1. Sort the table in ascending order using `.sort_values(by='ADJUSTED_SALARY')`
2. Get the name of the person using `.index[2]` (remember starts at 0)
3. Use `.get('TEAM').loc[their_name]` to get their team name.



In [90]:
lowest_salaries = adjusted_salaries.sort_values(by='ADJUSTED_SALARY')
lowest_salaries

In [91]:
name = lowest_salaries.index[2]
name

In [92]:
lowest_salaries.get('TEAM').loc[name]

## Another Approach

- To get the third element using `.loc[]`, we first had to find its label.
- Can we just get the 3rd element without knowing the label?
- Yes, with `.iloc[]`:

In [93]:
lowest_salaries.get('TEAM')

In [94]:
lowest_salaries.get('TEAM').loc['Jordan McRae']

In [95]:
lowest_salaries.get('TEAM').iloc[2]

## Strategy #2

1. Sort the table in ascending order using `.sort_values(by='ADJUSTED_SALARY')`, as before.
2. Use `.get('TEAM').iloc[2]` to get their team name.

In [96]:
adjusted_salaries.sort_values(by='ADJUSTED_SALARY').get('TEAM').iloc[2]

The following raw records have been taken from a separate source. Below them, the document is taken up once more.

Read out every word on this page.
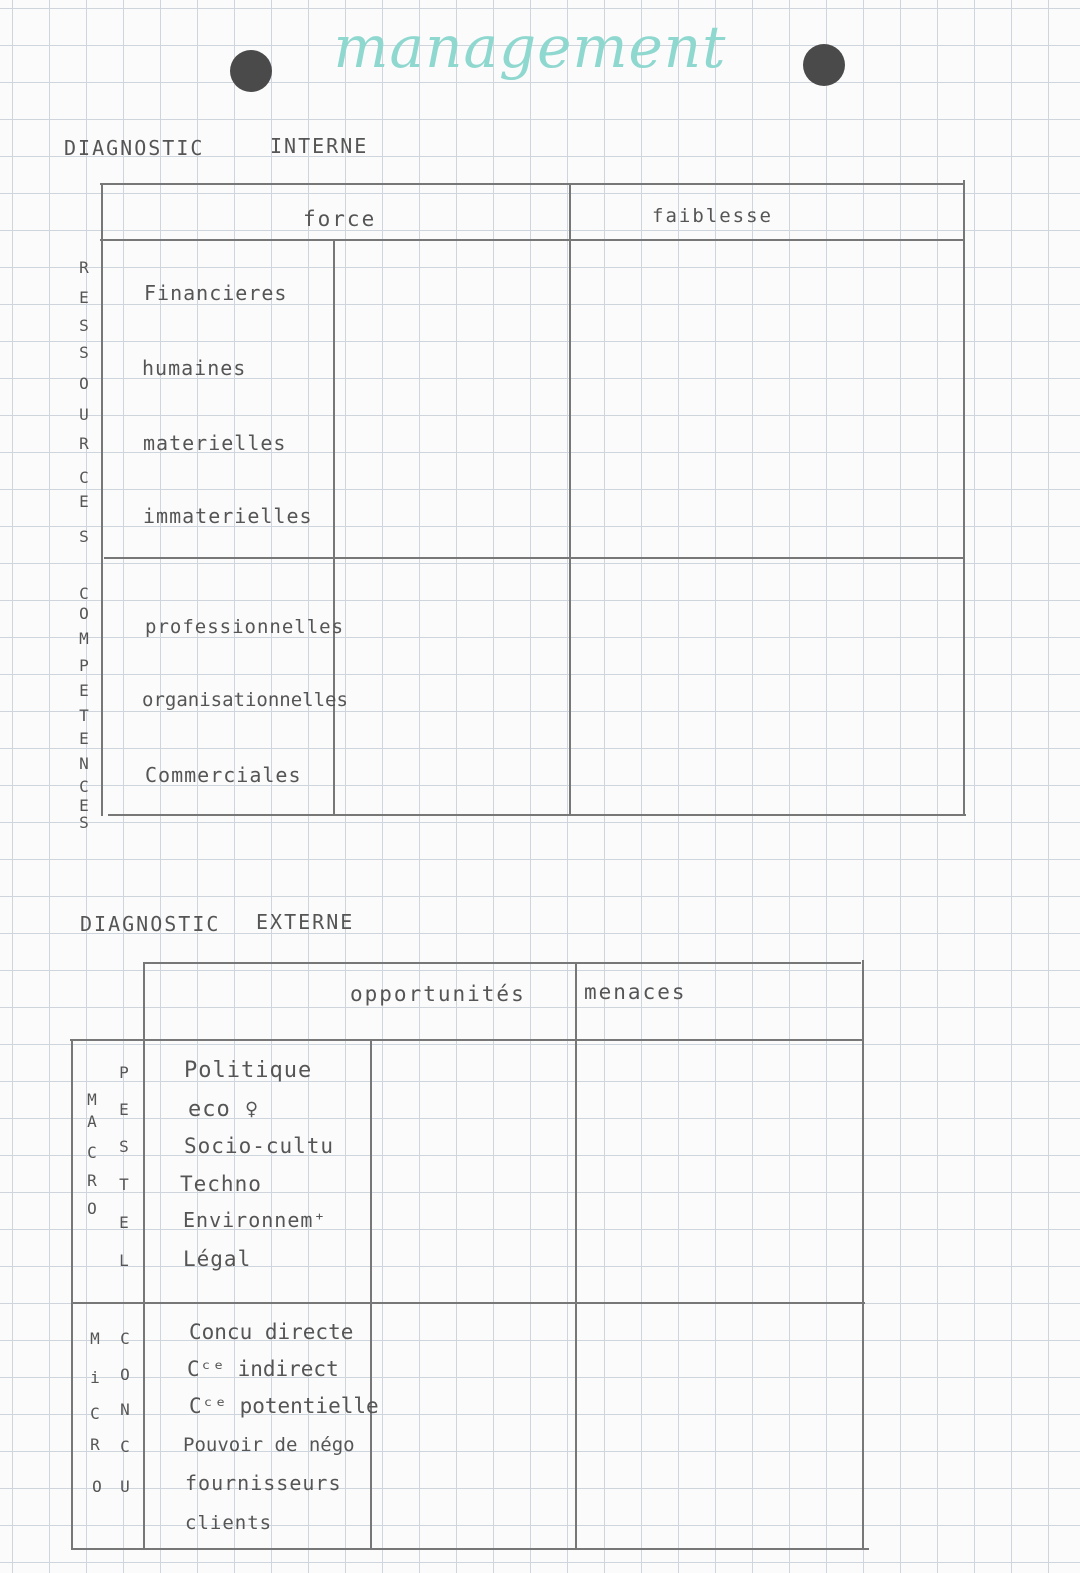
management
DIAGNOSTIC	INTERNE
force	faiblesse
R
E
S
S
O
U
R
C
E
S
Financieres
humaines
materielles
immaterielles
C
O
M
P
E
T
E
N
C
E
S
professionnelles
organisationnelles
Commerciales
DIAGNOSTIC EXTERNE
opportunités	menaces
M
A
C
R
O
P
E
S
T
E
L
Politique
eco ♀
Socio-cultu
Techno
Environnem⁺
Légal
M
i
C
R
O
C
O
N
C
U
Concu directe
Cᶜᵉ indirect
Cᶜᵉ potentielle
Pouvoir de négo
fournisseurs
clients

## Summary of accessing a Series

- There are two ways to get an element of a series:
    - `.loc[]` uses the row label
    - `.iloc[]` uses the integer position
- Usually `.loc` is more convenient

## Note

- Sometimes the integer position and row label are the same
- This happens by default with `bpd.read_csv`:

In [97]:
bpd.read_csv('data/nba_salaries.csv')

In [98]:
bpd.read_csv('data/nba_salaries.csv').get('PLAYER').loc[3]

In [99]:
bpd.read_csv('data/nba_salaries.csv').get('PLAYER').iloc[3]

# More Questions

- What is the total payroll of the Cleveland Cavaliers?
- How many players make over 10 million?
- Who is the highest paid center (C)?